04, abr, 2018 Eduardo Roberto

Filme: Um Lugar Silencioso 

Original: A Quiet Place 

Ano de lançamento: 2018 (no Brasil) 

Gênero: Thriller e Drama 

 

Sinopse: 

Em uma fazenda dos Estados Unidos, uma família do meio-oeste é perseguida por uma entidade fantasmagórica assustadora. Para se protegerem, eles devem permanecer em silêncio absoluto, a qualquer custo, pois o perigo é ativado pela percepção do som. 

VERMELHO SIGNIFICA CORRA…PARA OS CINEMAS!” 

 

Cheios de regras para sobreviverem (não, essas não vieram da Dua Lipa), se comunicar não é uma opção, então se prepare para conhecer Um Lugar Silencioso. O filme que não se prende a grandes detalhes para contar a história, como o nome dos personagens ou falas, por exemplo, mas que te causa os 95min mais agoniantes. 

Na trama acompanhamos uma família sobrevivendo num mundo pós-apocalíptico. O pai (John Krasinski), a mãe (Emily Blunt), o filho (Noah Jupe) e a filha (Millicent Simmonds). Todos trazem consigo em suas “bagagens” fatores que contribuem para dar o clima mais tenso ao filme, entre eles, os sentimentos de culpa, perda, medo e até mesmo uma gravidez. 
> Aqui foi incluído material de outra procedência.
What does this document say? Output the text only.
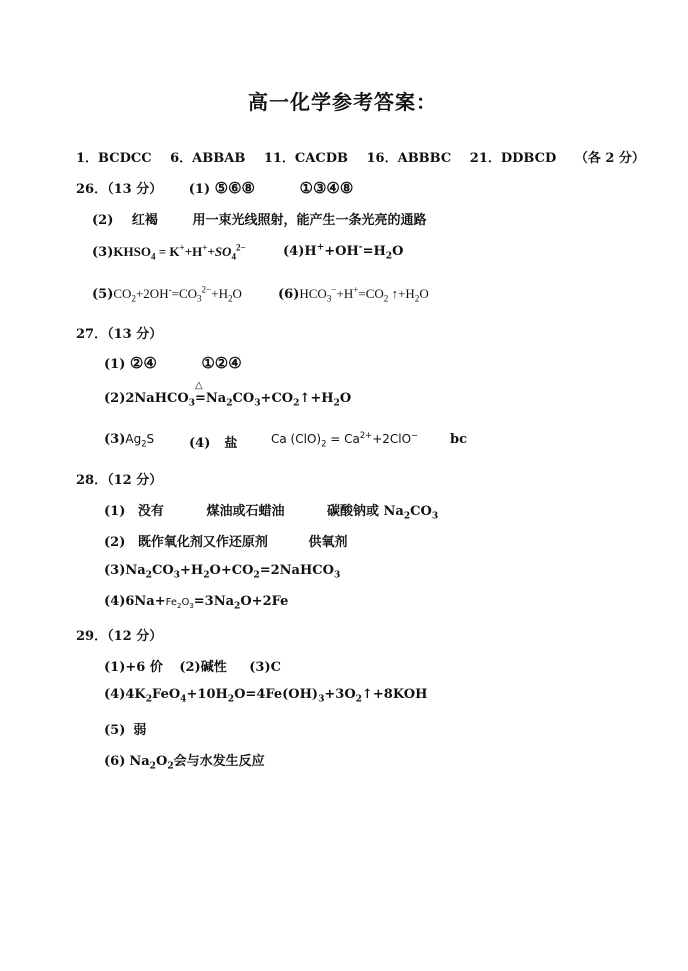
高一化学参考答案：
1．BCDCC 6．ABBAB 11．CACDB 16．ABBBC 21．DDBCD （各 2 分）
26．（13 分） (1) ⑤⑥⑧	①③④⑧
(2) 红褐	用一束光线照射，能产生一条光亮的通路
$(3)KHSO_4 = K^++H^++SO_4^{2-}$	$(4)H^++OH^-=H_2O$
$(5)CO_2+2OH^-=CO_3^{2-}+H_2O$	$(6)HCO_3^-+H^+=CO_2$ $↑+H_2O$
27．（13 分）
(1) ②④	①②④
(2)2NaHCO$_3$
△
$=Na_2CO_3+CO_2↑+H_2O$
$(3)Ag_2S$	(4) 盐	Ca $(ClO)_2 = Ca^{2+}+2ClO^-$ bc
28．（12 分）
(1) 没有	煤油或石蜡油	碳酸钠或 $Na_2CO_3$
(2) 既作氧化剂又作还原剂	供氧剂
$(3)Na_2CO_3+H_2O+CO_2=2NaHCO_3$
$(4)6Na+Fe_2O_3=3Na_2O+2Fe$
29．（12 分）
(1)+6 价 (2)碱性 (3)C
$(4)4K_2FeO_4+10H_2O=4Fe(OH)_3+3O_2↑+8KOH$
(5) 弱
(6) $Na_2O_2$会与水发生反应
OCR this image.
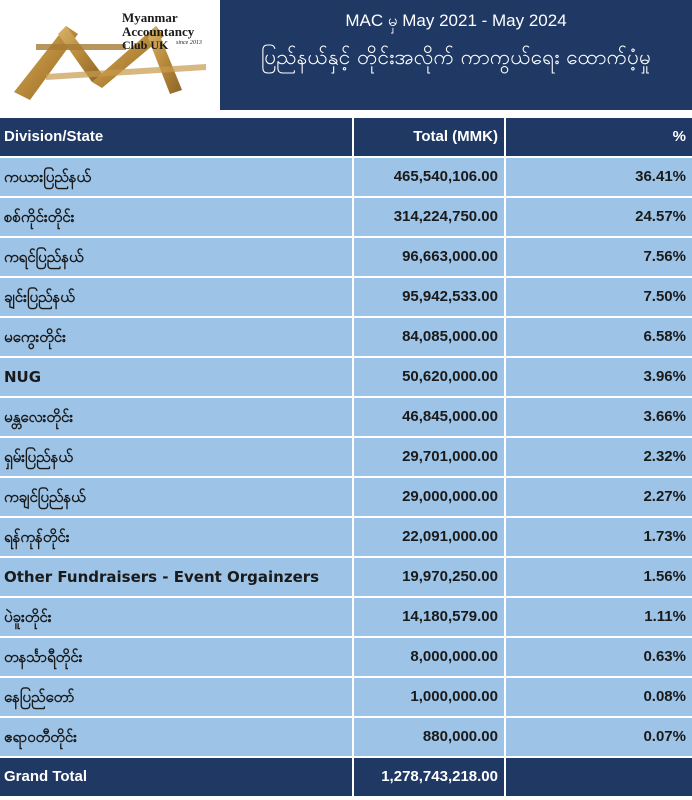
Myanmar
Accountancy
Club UK since 2013
MAC မှ May 2021 - May 2024
ပြည်နယ်နှင့် တိုင်းအလိုက် ကာကွယ်ရေး ထောက်ပံ့မှု
Division/State	Total (MMK)	%
ကယားပြည်နယ်	465,540,106.00	36.41%
စစ်ကိုင်းတိုင်း	314,224,750.00	24.57%
ကရင်ပြည်နယ်	96,663,000.00	7.56%
ချင်းပြည်နယ်	95,942,533.00	7.50%
မကွေးတိုင်း	84,085,000.00	6.58%
NUG	50,620,000.00	3.96%
မန္တလေးတိုင်း	46,845,000.00	3.66%
ရှမ်းပြည်နယ်	29,701,000.00	2.32%
ကချင်ပြည်နယ်	29,000,000.00	2.27%
ရန်ကုန်တိုင်း	22,091,000.00	1.73%
Other Fundraisers - Event Orgainzers	19,970,250.00	1.56%
ပဲခူးတိုင်း	14,180,579.00	1.11%
တနင်္သာရီတိုင်း	8,000,000.00	0.63%
နေပြည်တော်	1,000,000.00	0.08%
ဧရာဝတီတိုင်း	880,000.00	0.07%
Grand Total	1,278,743,218.00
Com 98 dias já ocorridos no início, nós ficamos sem saber muito sobre determinados detalhes: quem são os invasores? Como as vantagens e desvantagens sobre eles foram descobertas?. São questões como essa que nos faz ficar pensado e com o gostinho de querer mais informações, mas nada que estrague o filme. Sabemos apenas que eles atacam fontes emissoras de som e que são cegos. 

Em ações do cotidiano, podendo dizer, vemos a família levando a situação com medidas adotadas. Caminhos traçados por areia (onde devem percorrer), luzes que mudam de cor e alertam sobre o perigo e outros pequenos detalhes que os ajudam a abafar o som. Admito que o plano de sobrevivência deles é impecável e invejável. Até aí é tudo ok, nada demais. Mas se coloquem no lugar deles, você fazer ações do cotidiano sem fazer o barulho habitual e se fizer, morre. Tenso, né? É como você ser um próprio personagem do filme.  

Quando o bicho começa a pegar mesmo, é um pânico absoluto, ou seja, o filme inteiro. Não há um momento em que você não esteja tenso. A atuação dos atores está formidável e faz com que você sinta as dores pela qual estão passando, sem precisarem omitir som, apenas por suas expressões faciais. Eu ressalto a atuação da Emily Blunt, porque ela nos proporciona uma das cenas mais tensas e impacientes do filme, onde você não consegue ficar parado. 

Outros grandes detalhes do filme que o faz ser um filme surpreendente bom demais da conta, é o fato de como eles adaptaram os momentos de som. O batimento cardíaco em um estetoscópio, uma cachoeira, fogos de artificio e até música no fone. Elas dão o complemento e o peso que o filme precisava para ficar ainda mais tenso.

No geral, o filme foge do que vimos constante nas telonas quando o assunto é suspense/terror. É surpreendente, com atuações boas e que não depende de tantos detalhes para isso.

*O final te revoltará, mas te fará vibrar ao mesmo tempo.